Innerhalb der zahlreichen Sakralstätten der Sufi-Orden in Istanbul stellt das Mausoleum von Aziz Mahmud Hüdayi einen Sonderfall dar. Nachdem im Jahr 1925 alle Sufi-Orden verboten und geschlossen worden waren, fielen die allermeisten Heiligengräber und Konvente (tekke) Plünderungen zum Opfer; viele Gebäude wurden dem Verfall überlassen oder abgerissen; ein großer Teil der rituellen Paraphernalia und Devotionalien der Orden ging verloren. Im Fall von Aziz Mahmud Hüdayi konnte jedoch eine Sammlung „persönlicher Hinterlassenschaften“ (emanetler) bis in die 1970er-Jahre im Mausoleum aufbewahrt werden. Die Untersuchung dieser Sammlung und die Bestandsaufnahme der heutigen Ausstattung des Mausoleums werfen Licht auf zahlreiche wichtige, heute nur noch an wenigen Heiligengräbern in Istanbul anzutreffende, rituelle Aspekte des Sufi-Heiligenkultes: etwa die Fertigung des Grabturbans (tâç-ı şerîf) mit seiner komplexen Symbolik oder der Brauch der Einkleidung des Kenotaphen mit bestimmten Tüchern.

Das Dissertationsprojekt stellt damit einen Beitrag zur Erforschung der materiellen Kultur des Sufismus dar; die Stofflichkeiten und „Dinge“ der Sufi-Orden zwischen 1925 und heute sind bisher kaum als eigene Dimension der Religionsgeschichte Istanbuls ausgewertet worden.

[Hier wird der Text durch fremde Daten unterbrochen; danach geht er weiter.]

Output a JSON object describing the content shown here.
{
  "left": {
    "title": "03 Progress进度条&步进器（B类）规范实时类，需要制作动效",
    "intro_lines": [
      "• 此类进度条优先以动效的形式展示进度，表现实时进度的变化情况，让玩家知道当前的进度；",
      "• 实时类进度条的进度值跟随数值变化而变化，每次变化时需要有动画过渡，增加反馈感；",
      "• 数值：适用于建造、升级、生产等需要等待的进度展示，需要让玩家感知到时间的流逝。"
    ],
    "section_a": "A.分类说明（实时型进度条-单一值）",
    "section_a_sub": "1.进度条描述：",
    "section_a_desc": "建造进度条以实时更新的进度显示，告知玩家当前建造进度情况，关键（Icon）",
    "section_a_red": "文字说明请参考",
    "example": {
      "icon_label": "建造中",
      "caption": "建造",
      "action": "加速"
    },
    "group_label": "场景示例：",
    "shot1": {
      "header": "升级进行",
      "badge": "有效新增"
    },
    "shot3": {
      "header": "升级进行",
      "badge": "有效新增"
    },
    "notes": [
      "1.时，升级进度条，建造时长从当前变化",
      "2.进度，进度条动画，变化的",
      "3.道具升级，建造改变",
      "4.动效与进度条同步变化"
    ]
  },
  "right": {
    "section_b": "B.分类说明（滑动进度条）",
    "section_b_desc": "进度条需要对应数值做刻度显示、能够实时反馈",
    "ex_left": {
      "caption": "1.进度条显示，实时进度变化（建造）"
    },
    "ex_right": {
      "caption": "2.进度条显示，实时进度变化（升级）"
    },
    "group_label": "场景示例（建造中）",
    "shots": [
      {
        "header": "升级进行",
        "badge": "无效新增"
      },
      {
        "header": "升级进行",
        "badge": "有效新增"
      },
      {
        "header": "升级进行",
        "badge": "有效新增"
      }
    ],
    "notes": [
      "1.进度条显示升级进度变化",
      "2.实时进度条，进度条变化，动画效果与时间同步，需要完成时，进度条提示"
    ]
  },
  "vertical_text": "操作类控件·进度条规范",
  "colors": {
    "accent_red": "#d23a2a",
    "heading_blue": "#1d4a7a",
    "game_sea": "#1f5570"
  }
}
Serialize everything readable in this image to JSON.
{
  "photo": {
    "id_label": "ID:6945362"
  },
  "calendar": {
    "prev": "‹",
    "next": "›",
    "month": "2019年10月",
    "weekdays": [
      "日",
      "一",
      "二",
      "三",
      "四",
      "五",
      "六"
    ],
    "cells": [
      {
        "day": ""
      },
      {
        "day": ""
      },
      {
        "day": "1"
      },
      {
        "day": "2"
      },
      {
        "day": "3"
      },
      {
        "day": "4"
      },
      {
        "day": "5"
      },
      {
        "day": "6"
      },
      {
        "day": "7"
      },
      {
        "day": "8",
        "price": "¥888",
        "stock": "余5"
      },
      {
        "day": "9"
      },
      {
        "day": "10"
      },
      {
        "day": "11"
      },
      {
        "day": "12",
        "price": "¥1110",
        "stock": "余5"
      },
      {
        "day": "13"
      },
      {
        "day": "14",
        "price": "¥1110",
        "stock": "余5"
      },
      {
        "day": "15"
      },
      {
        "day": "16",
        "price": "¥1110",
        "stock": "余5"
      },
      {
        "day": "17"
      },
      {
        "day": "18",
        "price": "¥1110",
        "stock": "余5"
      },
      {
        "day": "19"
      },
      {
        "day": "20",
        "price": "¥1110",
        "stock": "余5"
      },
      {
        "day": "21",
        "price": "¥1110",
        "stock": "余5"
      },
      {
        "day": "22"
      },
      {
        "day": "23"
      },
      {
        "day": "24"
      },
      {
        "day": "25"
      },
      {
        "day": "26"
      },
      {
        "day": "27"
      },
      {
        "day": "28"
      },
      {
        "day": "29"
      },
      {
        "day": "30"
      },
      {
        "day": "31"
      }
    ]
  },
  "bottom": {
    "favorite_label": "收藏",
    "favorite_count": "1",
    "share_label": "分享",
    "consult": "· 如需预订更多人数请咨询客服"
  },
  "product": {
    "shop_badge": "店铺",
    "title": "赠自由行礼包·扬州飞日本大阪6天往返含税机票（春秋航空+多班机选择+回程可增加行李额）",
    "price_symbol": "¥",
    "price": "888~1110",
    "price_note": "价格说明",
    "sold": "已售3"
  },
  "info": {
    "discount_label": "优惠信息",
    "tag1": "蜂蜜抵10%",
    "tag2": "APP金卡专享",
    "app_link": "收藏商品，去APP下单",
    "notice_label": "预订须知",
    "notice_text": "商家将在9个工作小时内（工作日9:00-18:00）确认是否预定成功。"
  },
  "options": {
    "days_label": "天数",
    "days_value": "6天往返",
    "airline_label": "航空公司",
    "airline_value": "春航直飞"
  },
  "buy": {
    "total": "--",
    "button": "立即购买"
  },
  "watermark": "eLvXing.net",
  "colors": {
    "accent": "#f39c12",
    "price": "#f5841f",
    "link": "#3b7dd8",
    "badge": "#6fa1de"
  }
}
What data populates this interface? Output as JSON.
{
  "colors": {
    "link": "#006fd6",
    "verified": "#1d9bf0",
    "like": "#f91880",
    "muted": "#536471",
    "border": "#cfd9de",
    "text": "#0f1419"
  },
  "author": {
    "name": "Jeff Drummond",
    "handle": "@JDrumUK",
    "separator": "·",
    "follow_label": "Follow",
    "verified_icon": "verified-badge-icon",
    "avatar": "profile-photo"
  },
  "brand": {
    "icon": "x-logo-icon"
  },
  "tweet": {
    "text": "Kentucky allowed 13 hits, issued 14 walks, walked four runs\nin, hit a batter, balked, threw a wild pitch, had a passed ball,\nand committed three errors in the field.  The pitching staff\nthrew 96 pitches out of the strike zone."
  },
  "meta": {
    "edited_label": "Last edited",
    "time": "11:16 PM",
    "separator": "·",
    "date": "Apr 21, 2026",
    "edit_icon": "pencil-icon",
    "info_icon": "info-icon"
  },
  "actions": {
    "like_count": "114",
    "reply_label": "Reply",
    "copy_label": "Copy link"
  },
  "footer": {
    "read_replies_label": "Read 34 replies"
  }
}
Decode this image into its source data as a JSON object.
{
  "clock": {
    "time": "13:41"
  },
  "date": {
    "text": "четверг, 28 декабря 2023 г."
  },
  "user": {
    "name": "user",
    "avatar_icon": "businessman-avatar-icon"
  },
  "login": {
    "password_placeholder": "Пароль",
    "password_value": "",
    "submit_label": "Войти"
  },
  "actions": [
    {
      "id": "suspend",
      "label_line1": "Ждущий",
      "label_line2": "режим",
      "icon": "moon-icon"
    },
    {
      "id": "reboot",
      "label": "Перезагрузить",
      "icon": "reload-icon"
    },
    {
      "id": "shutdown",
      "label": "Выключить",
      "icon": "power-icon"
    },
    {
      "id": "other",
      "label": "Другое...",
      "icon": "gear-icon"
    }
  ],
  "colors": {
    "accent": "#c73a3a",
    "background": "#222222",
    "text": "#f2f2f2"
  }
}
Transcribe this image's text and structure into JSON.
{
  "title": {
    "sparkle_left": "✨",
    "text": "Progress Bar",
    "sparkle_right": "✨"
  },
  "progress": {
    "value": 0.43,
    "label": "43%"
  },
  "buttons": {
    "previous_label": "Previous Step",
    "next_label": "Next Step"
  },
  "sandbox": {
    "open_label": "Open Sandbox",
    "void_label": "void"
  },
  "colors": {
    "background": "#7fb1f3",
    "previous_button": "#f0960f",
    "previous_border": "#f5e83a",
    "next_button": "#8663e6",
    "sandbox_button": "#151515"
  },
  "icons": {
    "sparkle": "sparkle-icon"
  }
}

Sada Payır (Universität Oxford, Fakultät für Orientstudien, Pembroke College)
Unterhaltung, Schicklichkeit, Verstoß: Die „unorthodoxen“ Griechen Istanbuls im späten Osmanischen Reich

Griechisch-orthodoxe Bewohner Tatavlas in traditionellen Kostümen auf dem Karneval

Sada Payır ist Doktorandin im Fach Geschichte an der Fakultät für Orientstudien der Universität Oxford. Ihr Promotionsvorhaben baut auf ihrer Master-Arbeit auf, die sich mit moralischen Grenzüberschreitungen in der griechisch-orthodoxen Bevölkerung Peras und Galatas von der Mitte des 19. Jahrhunderts bis zum Ersten Weltkrieg beschäftigte. Die Entscheidung, Menschen aus dieser ethnisch-religiösen Gruppe zu studieren, fiel aus mehreren Gründen: Erstens teilten sie nicht die Religion der Herrschenden im Osmanischen Reich. Zweitens wurden Nichtmuslimen im Osmanischen Reich während der Tanzimat-Epoche neue Rechte bezüglich Staatsbürgerschaft, Religionsausübung und Bildung zuerkannt. Daraufhin wurden in der griechisch-orthodoxen Gemeinschaft Istanbuls neue Kirchen, moderne Schulen und kulturelle Vereinigungen gegründet. Zuletzt war es verlockend, Informationen über diejenigen griechisch-orthodoxen Personen zu erlangen, die keinerlei Zugang zu Bildung hatten und möglicherweise aufgrund ihrer Berufe und anderer Merkmale gemieden wurden, und das in einer Zeit, als die Gemeinschaft wirtschaftlich aufblühte und sich intellektuell entwickelte.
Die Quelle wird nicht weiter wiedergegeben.